Price must be reasonable
The contracting officer must also determine that the offered price is reasonable before award. A low bid is not automatically reasonable, and a high bid may be unreasonable even if otherwise acceptable.
Use price analysis guidance
The price analysis techniques in FAR 15.404-1(b) may be used as guidelines in evaluating bid prices. These techniques are advisory here, but they provide a recognized framework for comparing prices and assessing reasonableness.
Consider all prevailing circumstances
The determination must be made in light of all prevailing circumstances. The contracting officer must use judgment and the facts of the procurement, rather than rely on a single test or mechanical rule.
Extra care with one bid
Particular care is required when only one bid is received. Without competition, the contracting officer must be especially careful to support the price reasonableness determination with other available information.
Check for material unbalancing
The price analysis must consider whether bids are materially unbalanced under FAR 15.404-1(g). A materially unbalanced bid can create risk if some line items are overstated and others understated in a way that may not be in the Government’s best interest.
Responsibilities
Contracting Officer
Determine that the bidder is responsible and that the price is reasonable before award. Use appropriate price analysis methods, consider all prevailing circumstances, give special scrutiny to single-bid procurements, and evaluate whether the bid is materially unbalanced.
Prospective Contractor / Bidder
Submit a bid that reflects a reasonable price structure and demonstrate responsibility if questioned. The bidder may need to provide information supporting its capability, financial resources, performance history, or pricing basis.
Agency
Support contracting officers with policies, market information, and acquisition oversight that help ensure responsibility and price reasonableness determinations are well documented and defensible.
Practical Implications
A low bid is not enough by itself; the contracting officer still has to confirm responsibility and price reasonableness before award.

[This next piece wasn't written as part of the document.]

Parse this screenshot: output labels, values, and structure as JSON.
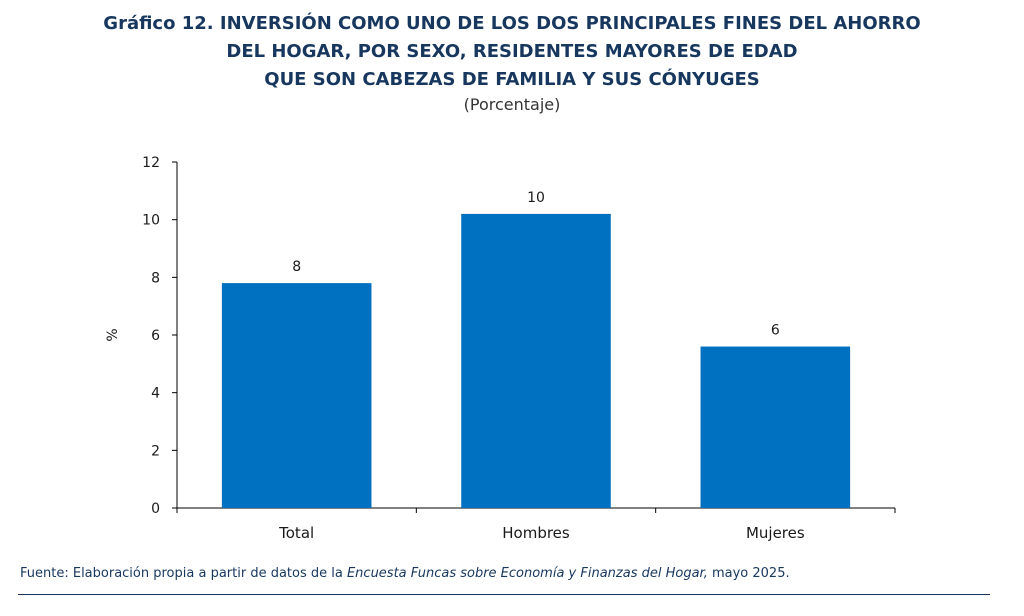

Single-bid procurements require stronger documentation because there is no competitive benchmark to validate the price.
Material unbalancing can be a hidden risk in sealed bidding, especially when line-item pricing is uneven across the schedule.
Contracting officers should document the facts and analysis used, since the rule depends on judgment under prevailing circumstances.
Bidders should expect scrutiny not only of total price, but also of how prices are distributed across line items or CLINs.
Official Regulatory Text
(a) The contracting officer shall determine that a prospective contractor is responsible (see subpart 9.1 ) and that the prices offered are reasonable before awarding the contract. The price analysis techniques in 15.404-1 (b) may be used as guidelines. In each case the determination shall be made in the light of all prevailing circumstances. Particular care must be taken in cases where only a single bid is received. (b) The price analysis shall consider whether bids are materially unbalanced (see 15.404-1 (g)).